Was sich seit den späten 2010er-Jahren geändert hat, betrifft vor allem die Erklärung und die Therapie. Leberjucken wird nicht mehr als Bilirubinproblem erzählt, Stauungsdermatitis gilt als Kernursache am Sprunggelenk, und für ausgewählte chronische Formen gibt es erstmals zugelassene Systemtherapien. Der Alltag bleibt unspektakulär. Barriere pflegen, Ödem behandeln, Auslöser streichen, Warnzeichen ernst nehmen.
Quellen
- Weisshaar E, Müller S et al.: European Guideline on Chronic Pruritus: In cooperation with the European Dermatology Forum (EDF). Acta Dermato-Venereologica, 22. August 2025.
- Mayo Clinic: Itchy skin (pruritus) – Symptoms and causes. Mayo Clinic, 23. Oktober 2024.
- Mayo Clinic: Itchy skin (pruritus) – Diagnosis and treatment. Mayo Clinic, 23. Oktober 2024.
- Merck Manual: Pruritus (Itching). Merck Manual Professional Edition, August 2026.
- MSD Manual: Stasis Dermatitis. MSD Manual Professional Edition, April 2025.
- Oakley A: Venous eczema, gravitational eczema. DermNet, Stand: 2016.
- Oakley A: The differential diagnosis of itchy skin. DermNet, Stand: 2016.
- Ireland P: Lichen simplex chronicus (Neurodermatitis). DermNet, Februar 2022.
- American Academy of Dermatology: Eczema types: Contact dermatitis overview. American Academy of Dermatology, 14. Dezember 2020.

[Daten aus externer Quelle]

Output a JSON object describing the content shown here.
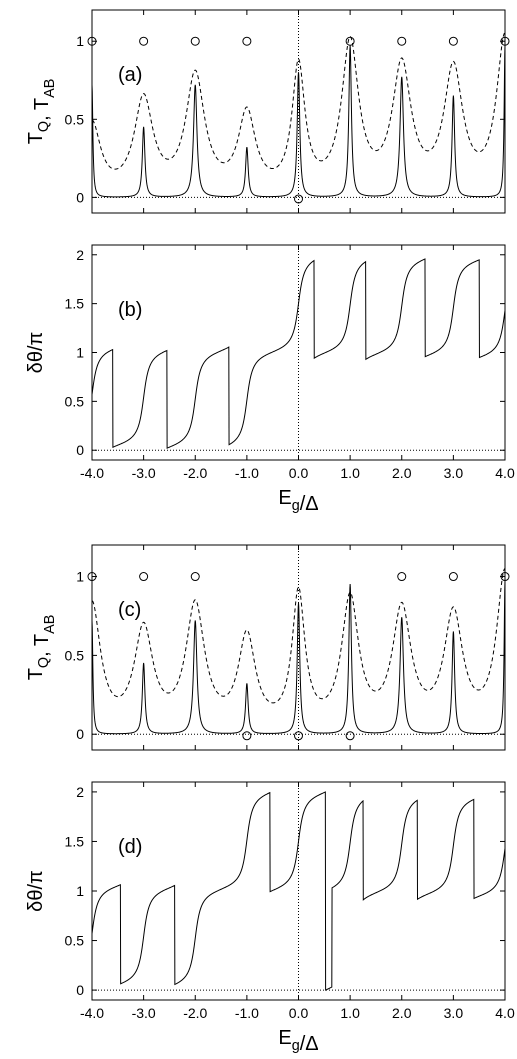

- Sidbury R, Alikhan A et al.: Guidelines of care for the management of atopic dermatitis in adults with topical therapies. Journal of the American Academy of Dermatology, Juli 2023.
- NICE: Assessment | Diagnosis | Itch – widespread. NICE Clinical Knowledge Summaries, Stand: 2025.
- Stefaniak AA, Krajewski PK et al.: Itch in Adult Population with Type 2 Diabetes Mellitus: Clinical Profile, Pathogenesis and Disease-Related Burden in a Cross-Sectional Study. Biology, 2021.